Wintering in the tropics…in Manhattan
What’s crazier than snow in October? How about air conditioning in October.
The day before the snowstorm my building finally turned on the heat. Full force. And it’s the kind of heating system you can’t control, which makes my place like so many other New York City apartments: tropical. And while I’d rather be hot than cold (as I remember too well my various apartments in Amherst, Massachusetts where I wore layers to bed under layers of blankets), unfortunately this makes my loft bed almost unbearable since – as we all learned in seventh grade science class – heat rises. I put a small fan in the window at an angle to draw in the cold air and send it up, but this trick that used to work, no longer does. The heat is too high. What to do, aside from drinking copious amounts of ice water?
Put on the AC and let them duke it out.
I agree it seems ridiculous, not to mention wasteful, but I’ve no other choice. I’ve been leaving the apartment door open and this helps draw in cooler air, however I’m not sure my neighbors are so into seeing me in a tank top and boxer shorts.

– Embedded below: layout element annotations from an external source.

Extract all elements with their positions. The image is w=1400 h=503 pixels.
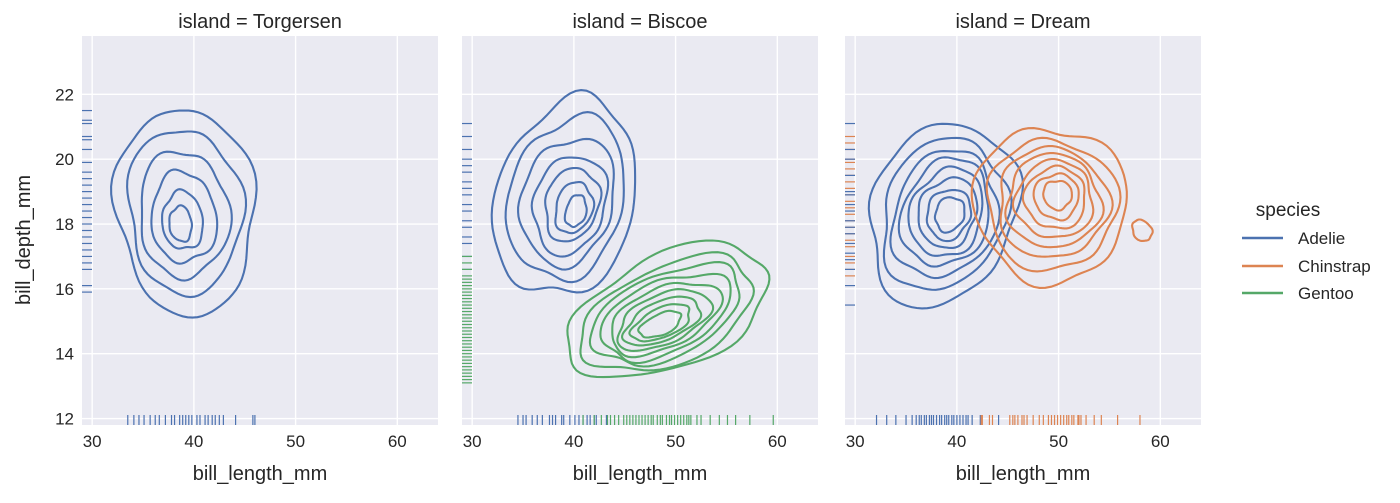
panel-title: island = Biscoe (572, 11, 707, 33)
legend-item-adelie: Adelie (1242, 229, 1345, 248)
rug-x-chinstrap (980, 415, 1141, 425)
contour-chinstrap-5 (1011, 157, 1095, 239)
contour-chinstrap-8 (1042, 179, 1073, 212)
x-tick-label: 50 (1049, 432, 1068, 451)
rug-x-adelie (875, 415, 1000, 425)
x-axis-label: bill_length_mm (956, 463, 1091, 485)
contour-adelie-5 (544, 166, 603, 243)
contour-chinstrap-2 (985, 136, 1122, 273)
contour-adelie-5 (907, 165, 984, 257)
rug-x-adelie (127, 415, 256, 425)
x-tick-label: 40 (184, 432, 203, 451)
x-tick-label: 50 (286, 432, 305, 451)
contour-gentoo-1 (566, 239, 771, 379)
contour-adelie-4 (897, 156, 990, 268)
contour-chinstrap-3 (999, 145, 1114, 258)
kde-gentoo (566, 239, 771, 379)
y-tick-label: 20 (55, 150, 74, 169)
legend-item-gentoo: Gentoo (1242, 284, 1354, 303)
rug-y-adelie (82, 109, 92, 293)
contour-adelie-1 (490, 89, 637, 294)
x-axis-label: bill_length_mm (193, 463, 328, 485)
rug-y-gentoo (462, 255, 472, 384)
contour-gentoo-6 (616, 288, 715, 352)
contour-gentoo-3 (588, 261, 741, 368)
panel-plot-area (82, 109, 258, 425)
rug-x-gentoo (582, 415, 774, 425)
kde-adelie (110, 109, 258, 319)
contour-gentoo-5 (611, 281, 724, 359)
kde-chinstrap (970, 127, 1128, 289)
kde-adelie (867, 122, 1025, 310)
contour-adelie-3 (140, 150, 233, 282)
rug-x-adelie (517, 415, 608, 425)
contour-gentoo-8 (628, 303, 691, 343)
x-tick-label: 40 (564, 432, 583, 451)
contour-adelie-3 (517, 137, 615, 271)
contour-chinstrap-4 (1004, 152, 1105, 249)
contour-adelie-5 (161, 188, 204, 250)
x-tick-label: 60 (1151, 432, 1170, 451)
legend-label-adelie: Adelie (1298, 229, 1345, 248)
y-axis-label: bill_depth_mm (13, 175, 35, 305)
panel-title: island = Dream (955, 11, 1090, 33)
contour-adelie-1 (867, 122, 1025, 310)
legend: species Adelie Chinstrap Gentoo (1242, 200, 1371, 303)
legend-title: species (1256, 200, 1320, 221)
contour-adelie-2 (504, 111, 625, 284)
y-tick-label: 22 (55, 85, 74, 104)
contour-adelie-7 (563, 194, 588, 229)
panel-plot-area (845, 122, 1154, 425)
contour-chinstrap-1 (970, 127, 1128, 289)
kde-chinstrap (1131, 218, 1154, 242)
contour-chinstrap-6 (1021, 164, 1086, 230)
contour-chinstrap-7 (1032, 172, 1080, 222)
contour-gentoo-9 (637, 309, 683, 339)
rug-y-adelie (462, 122, 472, 270)
x-tick-label: 30 (83, 432, 102, 451)
x-axis-label: bill_length_mm (573, 463, 708, 485)
kde-adelie (490, 89, 637, 294)
rug-y-adelie (845, 122, 855, 306)
panels: island = Torgersen 30 40 50 60 bill_length_mm… (55, 11, 1201, 485)
facet-panel-2: island = Biscoe 30 40 50 60 bill_length_mm (462, 11, 818, 485)
legend-item-chinstrap: Chinstrap (1242, 257, 1371, 276)
contour-chinstrap-1 (1131, 218, 1154, 242)
panel-background (462, 36, 818, 425)
contour-adelie-6 (168, 204, 194, 243)
y-tick-label: 18 (55, 215, 74, 234)
contour-adelie-3 (889, 150, 1001, 280)
contour-gentoo-4 (599, 272, 732, 365)
contour-adelie-7 (925, 188, 973, 243)
x-tick-label: 40 (947, 432, 966, 451)
y-tick-label: 12 (55, 410, 74, 429)
y-tick-label: 14 (55, 345, 74, 364)
contour-adelie-2 (882, 136, 1013, 291)
panel-background (845, 36, 1201, 425)
facet-panel-1: island = Torgersen 30 40 50 60 bill_length_mm… (55, 11, 438, 485)
contour-adelie-8 (933, 196, 966, 234)
x-tick-label: 30 (463, 432, 482, 451)
y-tick-label: 16 (55, 280, 74, 299)
contour-adelie-2 (126, 130, 248, 299)
legend-label-chinstrap: Chinstrap (1298, 257, 1371, 276)
x-tick-label: 30 (846, 432, 865, 451)
legend-label-gentoo: Gentoo (1298, 284, 1354, 303)
contour-adelie-6 (554, 180, 596, 235)
contour-adelie-4 (530, 156, 610, 258)
panel-title: island = Torgersen (178, 11, 342, 33)
contour-gentoo-7 (621, 295, 703, 347)
x-tick-label: 60 (388, 432, 407, 451)
x-tick-label: 50 (666, 432, 685, 451)
contour-adelie-4 (150, 168, 219, 265)
contour-adelie-1 (110, 109, 258, 319)
x-tick-label: 60 (768, 432, 787, 451)
panel-plot-area (462, 89, 774, 425)
facet-panel-3: island = Dream 30 40 50 60 bill_length_mm (845, 11, 1201, 485)
contour-gentoo-2 (579, 251, 755, 372)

But hey, this is New York.
And while this is only a mere drawback, one other small issue to my wonderfully cozy 90 square foot pied-a-terre is storage. When most people switch their summer and winter clothing it’s from the top of the closet to the bottom or, if they’re lucky, to another closet, attic or basement. However, in 90 square feet, I’m forced to keep my bulky winter clothing at my folks’ house on Cape Cod. In all these years it hasn’t been an issue. In fact, it’s been part of my Thanksgiving ritual – turkey, stuffing and schelpping bags up and down stairs. I consider it a bonus to burning off the large meal.
Unfortunately, this early blast of snow caught me off guard and left me with – quite literally – cold feet, as my winter boots were four states away. Luckily The Big Apple got mostly rain, but still, it was a small reminder that sometimes you may have to weather a little discomfort if you want to live in a small space.